Results

NSF - National Science Foundation

05/16/2019 | Press release | Distributed by Public on 05/16/2019 12:23

Low ocean oxygen levels can blind sea creatures

Discovery

Vision in marine invertebrates very sensitive to oxygen in the water

Larvae of the two-spot octopus are among ocean creatures affected by low oxygen.

May 16, 2019

Scientists at the Scripps Institution of Oceanography at the University of California, San Diego, have found that low oxygen levels in seawater could blind some marine invertebrates.

The results, published in the Journal of Experimental Biology, are the first demonstration that vision in marine invertebrates is highly sensitive to the amount of available oxygen in the water, says lead investigator Lisa Levin of Scripps.

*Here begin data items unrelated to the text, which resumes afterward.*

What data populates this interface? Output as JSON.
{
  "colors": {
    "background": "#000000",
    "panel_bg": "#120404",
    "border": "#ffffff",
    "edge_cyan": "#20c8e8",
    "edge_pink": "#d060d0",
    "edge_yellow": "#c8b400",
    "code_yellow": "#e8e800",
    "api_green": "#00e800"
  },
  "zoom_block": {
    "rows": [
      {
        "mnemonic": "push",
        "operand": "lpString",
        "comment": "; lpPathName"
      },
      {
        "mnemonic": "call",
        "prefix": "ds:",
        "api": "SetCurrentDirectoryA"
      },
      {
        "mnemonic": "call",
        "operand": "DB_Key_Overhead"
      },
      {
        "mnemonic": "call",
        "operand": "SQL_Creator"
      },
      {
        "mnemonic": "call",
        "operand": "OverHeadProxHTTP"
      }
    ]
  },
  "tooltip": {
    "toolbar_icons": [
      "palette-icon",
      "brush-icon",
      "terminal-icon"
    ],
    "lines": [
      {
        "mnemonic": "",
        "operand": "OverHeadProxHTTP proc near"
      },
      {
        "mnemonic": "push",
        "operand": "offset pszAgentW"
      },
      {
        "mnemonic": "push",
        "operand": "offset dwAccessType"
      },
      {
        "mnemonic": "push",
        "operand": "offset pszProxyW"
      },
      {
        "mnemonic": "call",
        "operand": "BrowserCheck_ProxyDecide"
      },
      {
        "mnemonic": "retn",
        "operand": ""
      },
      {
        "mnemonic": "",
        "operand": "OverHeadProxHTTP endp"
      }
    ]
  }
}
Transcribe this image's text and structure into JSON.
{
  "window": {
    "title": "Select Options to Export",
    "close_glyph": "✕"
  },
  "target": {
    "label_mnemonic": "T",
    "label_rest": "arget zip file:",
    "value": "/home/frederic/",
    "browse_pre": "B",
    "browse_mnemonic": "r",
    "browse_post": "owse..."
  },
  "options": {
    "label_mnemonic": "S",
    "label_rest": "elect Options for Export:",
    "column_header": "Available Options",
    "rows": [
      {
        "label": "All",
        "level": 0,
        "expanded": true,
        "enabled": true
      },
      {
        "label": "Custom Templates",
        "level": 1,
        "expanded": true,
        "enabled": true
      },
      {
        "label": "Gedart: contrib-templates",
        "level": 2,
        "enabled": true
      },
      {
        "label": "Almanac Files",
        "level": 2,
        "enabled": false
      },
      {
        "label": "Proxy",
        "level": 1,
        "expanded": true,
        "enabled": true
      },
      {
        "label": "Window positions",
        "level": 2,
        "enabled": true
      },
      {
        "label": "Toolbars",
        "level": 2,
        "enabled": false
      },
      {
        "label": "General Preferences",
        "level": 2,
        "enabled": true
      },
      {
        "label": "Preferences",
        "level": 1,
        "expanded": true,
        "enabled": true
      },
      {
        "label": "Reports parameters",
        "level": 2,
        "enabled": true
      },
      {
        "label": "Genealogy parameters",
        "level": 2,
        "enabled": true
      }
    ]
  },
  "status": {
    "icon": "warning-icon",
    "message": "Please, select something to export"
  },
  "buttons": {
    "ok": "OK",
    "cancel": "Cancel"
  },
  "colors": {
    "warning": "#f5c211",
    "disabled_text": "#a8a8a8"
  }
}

'This study shows that as low-oxygen areas expand in the oceans, larvae are likely to lose the visual acuity needed to find food and avoid predation,' says Mike Sieracki, a program director in NSF's Division of Ocean Sciences, which funded the research.

Oxygen levels in the sea are changing as a result of natural and human-caused processes. Many marine invertebrates depend on vision to find food and shelter and to avoid predators, especially in their early life stages when they are planktonic.

That's especially true for crustaceans and cephalopods, which are common prey for other animals and whose larvae migrate in the water column.

Research on land-based animals has shown that low oxygen levels can affect vision; humans can lose visual function in low-oxygen conditions. Pilots flying at high altitude, for instance, may experience vision impairment if planes fail to supplement cockpits with additional oxygen. And health problems such as high blood pressure and stroke, both linked with oxygen loss, can damage vision.

The scientists were surprised to see that within a few minutes of being exposed to low oxygen, some marine species became nearly blind.

Fortunately, when oxygen levels were restored, most ocean creatures recovered some visual function, indicating that short-term periods of low oxygen may not cause permanent damage.